When a player tells the GM “I stealth,” they typically then make a roll that tells everyone how well the character succeeds in ‘stealthing,’ and the game proceeds. What is lost in this exchange is the player's engagement with the fictional space. No one at the table is thinking about the details of what is involved in ‘stealthing’ into the room - keeping to the shadows between torch sconces, waiting until the guard's back is turned before silently darting to the next shadowed area, crawling under a table, or whatever makes sense in the fictional circumstances. In extreme cases this lack of thought about the details of the fiction can even lead to absurdities such as PCs ‘stealthing’ across an empty well-lit room in full view of enemies, merely because they rolled a high number on their stealth check.
Of course it is entirely possible to combine player engagement with the fiction and stealth rolls; but when a player describes their attempt at a stealthy act or movement simply by saying “I stealth,” they are forgoing that engagement and replacing it with a die roll. If that is how everyone at the table wants to play then I obviously can't argue with it, but I wonder if the culture of “I stealth” might be giving some new players an impoverished idea of what the game can be. Personally, I prefer a game where dice are rolled only after all the details of a player's action in the fictional space are considered. Replacing all sneaky movements with a blanket “I stealth” roll seems to me a step on the path to replacing an entire adventure with a series of dice rolls - roll for treasure, roll for casualties, the end.

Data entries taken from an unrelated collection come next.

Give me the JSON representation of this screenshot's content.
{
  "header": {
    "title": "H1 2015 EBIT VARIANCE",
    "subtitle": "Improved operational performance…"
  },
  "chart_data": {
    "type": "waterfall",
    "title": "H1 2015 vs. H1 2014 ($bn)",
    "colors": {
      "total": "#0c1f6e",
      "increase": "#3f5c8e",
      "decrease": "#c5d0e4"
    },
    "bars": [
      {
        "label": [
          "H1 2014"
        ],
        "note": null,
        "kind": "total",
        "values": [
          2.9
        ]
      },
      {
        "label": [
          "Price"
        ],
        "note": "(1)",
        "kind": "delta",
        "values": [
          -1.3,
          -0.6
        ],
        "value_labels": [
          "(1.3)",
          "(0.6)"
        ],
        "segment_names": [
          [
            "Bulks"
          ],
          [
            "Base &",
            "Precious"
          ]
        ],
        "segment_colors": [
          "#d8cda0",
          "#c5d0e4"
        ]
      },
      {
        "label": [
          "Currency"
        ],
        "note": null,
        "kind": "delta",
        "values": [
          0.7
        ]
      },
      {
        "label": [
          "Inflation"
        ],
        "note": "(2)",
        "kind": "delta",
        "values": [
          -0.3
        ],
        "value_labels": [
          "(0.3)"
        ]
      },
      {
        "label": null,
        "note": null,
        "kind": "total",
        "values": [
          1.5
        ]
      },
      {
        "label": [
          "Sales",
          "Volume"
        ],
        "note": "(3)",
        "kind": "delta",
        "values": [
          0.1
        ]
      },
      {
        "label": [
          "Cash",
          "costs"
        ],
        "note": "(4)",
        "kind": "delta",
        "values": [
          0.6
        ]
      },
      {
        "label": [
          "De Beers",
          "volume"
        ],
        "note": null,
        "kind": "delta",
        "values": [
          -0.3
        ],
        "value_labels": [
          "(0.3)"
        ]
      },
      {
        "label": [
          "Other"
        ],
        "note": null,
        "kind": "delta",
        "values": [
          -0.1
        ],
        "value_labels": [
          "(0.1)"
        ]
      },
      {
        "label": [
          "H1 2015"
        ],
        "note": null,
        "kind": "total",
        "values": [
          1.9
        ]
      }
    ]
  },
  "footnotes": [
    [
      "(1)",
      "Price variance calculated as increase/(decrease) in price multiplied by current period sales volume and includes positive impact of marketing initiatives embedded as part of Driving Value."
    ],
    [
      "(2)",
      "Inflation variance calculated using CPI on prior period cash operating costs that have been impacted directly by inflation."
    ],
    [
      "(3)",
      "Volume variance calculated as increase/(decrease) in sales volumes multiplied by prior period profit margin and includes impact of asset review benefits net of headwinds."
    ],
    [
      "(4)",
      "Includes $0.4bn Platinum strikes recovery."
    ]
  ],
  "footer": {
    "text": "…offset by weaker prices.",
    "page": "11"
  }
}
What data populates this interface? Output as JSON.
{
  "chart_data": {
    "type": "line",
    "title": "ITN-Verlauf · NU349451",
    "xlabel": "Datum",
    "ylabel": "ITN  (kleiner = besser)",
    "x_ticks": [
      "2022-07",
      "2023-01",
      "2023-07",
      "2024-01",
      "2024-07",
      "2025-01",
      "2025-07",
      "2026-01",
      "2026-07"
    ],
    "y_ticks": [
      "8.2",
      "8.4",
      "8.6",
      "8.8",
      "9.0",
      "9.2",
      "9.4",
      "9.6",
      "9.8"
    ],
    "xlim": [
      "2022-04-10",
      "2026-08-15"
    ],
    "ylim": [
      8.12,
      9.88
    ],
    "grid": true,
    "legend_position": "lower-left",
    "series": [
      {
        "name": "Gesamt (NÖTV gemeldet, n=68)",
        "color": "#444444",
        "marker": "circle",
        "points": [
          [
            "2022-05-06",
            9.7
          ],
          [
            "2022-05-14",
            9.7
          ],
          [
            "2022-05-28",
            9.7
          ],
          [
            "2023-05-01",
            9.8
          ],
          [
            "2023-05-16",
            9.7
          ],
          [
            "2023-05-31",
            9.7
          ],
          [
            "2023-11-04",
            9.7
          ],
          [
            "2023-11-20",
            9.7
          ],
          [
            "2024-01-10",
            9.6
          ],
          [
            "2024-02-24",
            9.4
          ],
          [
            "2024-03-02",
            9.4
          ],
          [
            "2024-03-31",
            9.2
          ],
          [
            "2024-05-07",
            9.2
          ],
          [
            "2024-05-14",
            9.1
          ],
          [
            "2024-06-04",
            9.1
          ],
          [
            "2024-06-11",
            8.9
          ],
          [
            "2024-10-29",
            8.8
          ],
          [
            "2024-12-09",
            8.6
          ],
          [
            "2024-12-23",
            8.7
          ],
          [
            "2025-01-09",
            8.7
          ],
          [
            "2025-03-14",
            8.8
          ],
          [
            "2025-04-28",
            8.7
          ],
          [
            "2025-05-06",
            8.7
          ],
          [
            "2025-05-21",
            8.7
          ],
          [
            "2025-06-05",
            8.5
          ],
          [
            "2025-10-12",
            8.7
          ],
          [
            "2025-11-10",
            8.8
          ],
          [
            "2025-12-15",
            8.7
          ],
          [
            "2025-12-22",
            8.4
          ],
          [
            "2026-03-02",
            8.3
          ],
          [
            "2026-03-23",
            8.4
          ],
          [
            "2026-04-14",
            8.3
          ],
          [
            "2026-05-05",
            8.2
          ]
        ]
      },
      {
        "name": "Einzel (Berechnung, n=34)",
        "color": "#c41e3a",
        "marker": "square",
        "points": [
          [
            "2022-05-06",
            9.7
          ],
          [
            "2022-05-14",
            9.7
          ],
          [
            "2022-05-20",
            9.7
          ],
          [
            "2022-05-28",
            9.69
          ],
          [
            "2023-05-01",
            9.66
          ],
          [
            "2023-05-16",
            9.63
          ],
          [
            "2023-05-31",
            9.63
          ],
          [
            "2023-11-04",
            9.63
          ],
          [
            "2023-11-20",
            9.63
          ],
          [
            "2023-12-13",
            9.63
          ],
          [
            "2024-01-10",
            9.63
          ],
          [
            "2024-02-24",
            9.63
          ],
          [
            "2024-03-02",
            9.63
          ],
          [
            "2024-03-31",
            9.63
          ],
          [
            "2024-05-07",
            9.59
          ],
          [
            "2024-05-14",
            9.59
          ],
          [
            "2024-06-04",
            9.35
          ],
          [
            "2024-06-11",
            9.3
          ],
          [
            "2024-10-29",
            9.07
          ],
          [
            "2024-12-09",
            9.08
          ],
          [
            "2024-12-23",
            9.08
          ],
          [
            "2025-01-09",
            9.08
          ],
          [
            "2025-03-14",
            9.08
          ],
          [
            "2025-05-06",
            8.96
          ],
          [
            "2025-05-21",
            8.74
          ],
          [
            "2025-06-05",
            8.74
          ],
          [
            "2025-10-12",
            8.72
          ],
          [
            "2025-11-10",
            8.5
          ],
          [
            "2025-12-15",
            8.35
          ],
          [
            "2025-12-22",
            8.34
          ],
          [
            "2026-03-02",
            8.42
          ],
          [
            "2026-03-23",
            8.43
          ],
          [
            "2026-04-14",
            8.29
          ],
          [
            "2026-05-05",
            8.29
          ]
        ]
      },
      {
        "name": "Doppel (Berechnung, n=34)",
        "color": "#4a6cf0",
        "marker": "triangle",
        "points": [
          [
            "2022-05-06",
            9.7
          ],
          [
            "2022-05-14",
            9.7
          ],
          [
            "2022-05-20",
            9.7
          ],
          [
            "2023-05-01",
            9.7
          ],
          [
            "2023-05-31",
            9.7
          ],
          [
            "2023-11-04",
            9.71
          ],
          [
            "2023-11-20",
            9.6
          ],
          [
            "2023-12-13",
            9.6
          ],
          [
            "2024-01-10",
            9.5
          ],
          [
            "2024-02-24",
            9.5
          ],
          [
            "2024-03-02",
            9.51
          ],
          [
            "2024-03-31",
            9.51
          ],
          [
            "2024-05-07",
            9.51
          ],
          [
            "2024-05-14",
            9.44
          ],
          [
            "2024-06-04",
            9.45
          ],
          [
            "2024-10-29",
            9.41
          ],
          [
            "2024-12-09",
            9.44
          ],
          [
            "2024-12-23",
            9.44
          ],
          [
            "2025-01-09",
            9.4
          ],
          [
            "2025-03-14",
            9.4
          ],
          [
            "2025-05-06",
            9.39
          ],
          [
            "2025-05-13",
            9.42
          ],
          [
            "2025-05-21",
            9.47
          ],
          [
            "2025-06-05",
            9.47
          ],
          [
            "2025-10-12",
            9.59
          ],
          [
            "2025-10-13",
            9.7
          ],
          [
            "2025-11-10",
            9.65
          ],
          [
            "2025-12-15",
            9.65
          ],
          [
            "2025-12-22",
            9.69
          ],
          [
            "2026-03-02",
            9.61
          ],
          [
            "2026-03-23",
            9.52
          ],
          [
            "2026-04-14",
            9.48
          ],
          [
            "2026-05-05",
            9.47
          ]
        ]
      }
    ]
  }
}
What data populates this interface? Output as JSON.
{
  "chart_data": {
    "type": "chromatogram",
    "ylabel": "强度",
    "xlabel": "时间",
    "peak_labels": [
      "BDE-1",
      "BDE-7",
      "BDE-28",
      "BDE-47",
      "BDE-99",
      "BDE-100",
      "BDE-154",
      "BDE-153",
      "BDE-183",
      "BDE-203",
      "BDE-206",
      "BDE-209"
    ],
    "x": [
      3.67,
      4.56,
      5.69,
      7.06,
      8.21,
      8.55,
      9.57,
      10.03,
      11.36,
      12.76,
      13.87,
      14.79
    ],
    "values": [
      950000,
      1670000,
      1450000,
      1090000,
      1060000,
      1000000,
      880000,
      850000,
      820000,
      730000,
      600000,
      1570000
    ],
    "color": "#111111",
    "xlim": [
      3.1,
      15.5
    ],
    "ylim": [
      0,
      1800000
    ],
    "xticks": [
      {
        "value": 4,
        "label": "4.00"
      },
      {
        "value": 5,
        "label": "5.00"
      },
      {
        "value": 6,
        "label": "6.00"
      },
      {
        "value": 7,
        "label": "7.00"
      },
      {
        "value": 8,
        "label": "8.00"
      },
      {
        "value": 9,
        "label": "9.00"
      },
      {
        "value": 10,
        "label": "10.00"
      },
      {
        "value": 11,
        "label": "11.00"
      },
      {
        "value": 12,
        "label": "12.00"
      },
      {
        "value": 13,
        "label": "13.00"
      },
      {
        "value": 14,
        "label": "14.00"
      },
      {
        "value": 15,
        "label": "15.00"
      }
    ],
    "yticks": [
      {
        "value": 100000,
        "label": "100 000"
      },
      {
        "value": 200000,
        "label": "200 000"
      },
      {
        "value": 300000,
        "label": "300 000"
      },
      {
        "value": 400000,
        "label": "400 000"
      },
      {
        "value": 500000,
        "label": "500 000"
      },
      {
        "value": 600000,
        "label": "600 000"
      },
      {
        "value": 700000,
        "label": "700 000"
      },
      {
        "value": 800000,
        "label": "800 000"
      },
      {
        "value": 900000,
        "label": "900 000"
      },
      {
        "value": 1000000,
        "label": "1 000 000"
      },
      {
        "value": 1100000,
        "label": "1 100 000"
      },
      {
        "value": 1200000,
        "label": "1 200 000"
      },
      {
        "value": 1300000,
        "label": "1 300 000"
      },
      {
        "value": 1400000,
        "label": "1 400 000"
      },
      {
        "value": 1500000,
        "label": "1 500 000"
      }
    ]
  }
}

Sean McCoy, one of the authors of Mothership, explains that he did not include a stealth mechanic in the game because he wanted players to engage with the fictional space when trying to hide and sneak around:
The full thread is here; also listen to his fantastic interview on the Mud & Blood podcast episode 71.
In conclusion, ‘stealth’ is not a verb, but if you want to use it that way, you might think about what you are losing from your game when you do so.